For cardiologists, regulation isn’t a background risk—it’s the headline. A majority (56%) say regulatory uncertainty is the biggest brake on M&A.

That makes sense. Provider-led stakeholders are closest to:

  • Reimbursement risk

  • Antitrust scrutiny

  • Scope-of-practice rules

  • Payer dynamics

As enforcement and oversight remain unpredictable, clinical leaders are cautious about scale moves that could invite scrutiny or disrupt care delivery models.

Valuations: Still a Factor, Just Not the Decider

Despite years of valuation resets, pricing is no longer the primary obstacle. Across most groups, valuations rank behind execution, financing, and regulation.

For the C-suite, valuations matter, but only in context. Their top concern remains integration, followed by pricing discipline.
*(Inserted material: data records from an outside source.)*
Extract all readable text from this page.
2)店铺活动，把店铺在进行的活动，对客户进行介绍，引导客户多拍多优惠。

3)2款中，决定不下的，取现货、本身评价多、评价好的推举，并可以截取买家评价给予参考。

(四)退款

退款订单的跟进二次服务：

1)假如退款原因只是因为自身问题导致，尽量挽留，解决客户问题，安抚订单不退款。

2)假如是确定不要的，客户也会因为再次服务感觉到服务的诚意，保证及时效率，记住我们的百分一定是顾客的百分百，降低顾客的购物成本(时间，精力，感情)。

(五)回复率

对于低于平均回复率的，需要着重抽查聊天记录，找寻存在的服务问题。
In other words, leaders are willing to pay if the asset fits operationally and strategically.

The Bottom Line

Healthcare M&A isn’t constrained by lack of interest, it’s constrained by risk asymmetry.

  • Operators worry about integration

  • Deal teams worry about financing

  • Clinicians worry about regulation

  • Executives balance all three

Successful acquirers in the next 12 months won’t just source deals, they’ll underwrite execution, structure capital creatively, and anticipate regulatory friction before it shows up in diligence.

In healthcare M&A, the limiting factor isn’t ambition. It’s confidence in what happens after the deal closes.